A Vancouver time travelogue brought to you by Past Tense.
Jimmy McLarnin was born in Ireland, but raised at 662 Union Street in Vancouver's East End. “Our street was Union Street, not far from the docks,” he told Maclean’s Magazine in 1950. “Some people would call it a poor street, and some people would call it a tough street, but to me it was a good street because there was always something going on.”
When he was 13, a former professional boxer in the neighbourhood named Pop Foster witnessed McLarnin get into fisticuffs with another boy and recognized his talent. Foster approached Jimmy's father and promised to make him a champion. "A champion of what?" Sam McLarnin queried. "A champion of the world."

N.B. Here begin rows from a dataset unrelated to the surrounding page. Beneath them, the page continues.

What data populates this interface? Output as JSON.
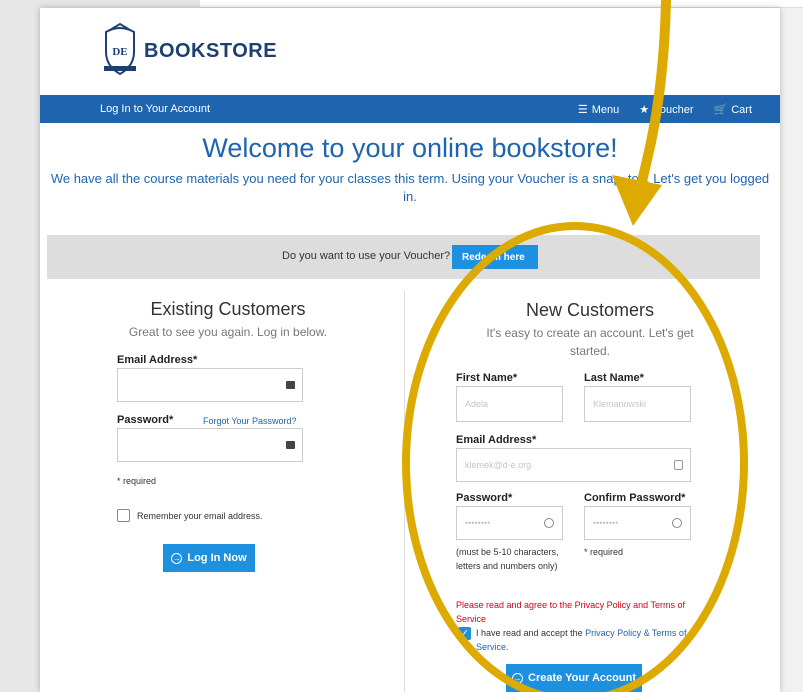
{
  "brand": {
    "name": "BOOKSTORE",
    "crest_letters": "DE"
  },
  "nav": {
    "login": "Log In to Your Account",
    "menu": "Menu",
    "voucher": "Voucher",
    "cart": "Cart"
  },
  "hero": {
    "title": "Welcome to your online bookstore!",
    "subtitle": "We have all the course materials you need for your classes this term. Using your Voucher is a snap, too. Let's get you logged in."
  },
  "voucher_bar": {
    "question": "Do you want to use your Voucher?",
    "button": "Redeem here"
  },
  "existing": {
    "title": "Existing Customers",
    "subtitle": "Great to see you again. Log in below.",
    "email_label": "Email Address*",
    "password_label": "Password*",
    "forgot": "Forgot Your Password?",
    "required": "* required",
    "remember": "Remember your email address.",
    "login_button": "Log In Now"
  },
  "new": {
    "title": "New Customers",
    "subtitle": "It's easy to create an account. Let's get started.",
    "first_label": "First Name*",
    "first_value": "Adela",
    "last_label": "Last Name*",
    "last_value": "Klemanowski",
    "email_label": "Email Address*",
    "email_value": "klemek@d-e.org",
    "password_label": "Password*",
    "password_value": "••••••••",
    "confirm_label": "Confirm Password*",
    "confirm_value": "••••••••",
    "password_hint": "(must be 5-10 characters, letters and numbers only)",
    "required": "* required",
    "warning": "Please read and agree to the Privacy Policy and Terms of Service",
    "accept_prefix": "I have read and accept the ",
    "accept_link": "Privacy Policy & Terms of Service",
    "accept_suffix": ".",
    "create_button": "Create Your Account"
  },
  "colors": {
    "brand_blue": "#1e64ae",
    "button_blue": "#1e90e0",
    "annotation_gold": "#dcaa00",
    "warning_red": "#d0021b"
  }
}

Fourteen years later, Jimmy "Baby Face" McLarnin knocked out Young Corbett III just 2 minutes 37 seconds into the match, making him the Welterweight Champion of the World. He lost and regained the title the following year, and lost it for good in 1935. He retired in 1936 with a career record of 63 wins, 11 losses, and three draws.
Winning the title made McLarnin an instant celebrity, allowing him to hobknob with the rich and famous (he once declined Mae West's advances because his heart belonged to a school teacher back in Vancouver). But nowhere was his popularity greater than in his home town. Boxing became the unofficial sport of working class Vancouver boys and makeshift rings sprouted up in backyards throughout the city.
Jimmy McLarnin died in 2004 at the age of 96.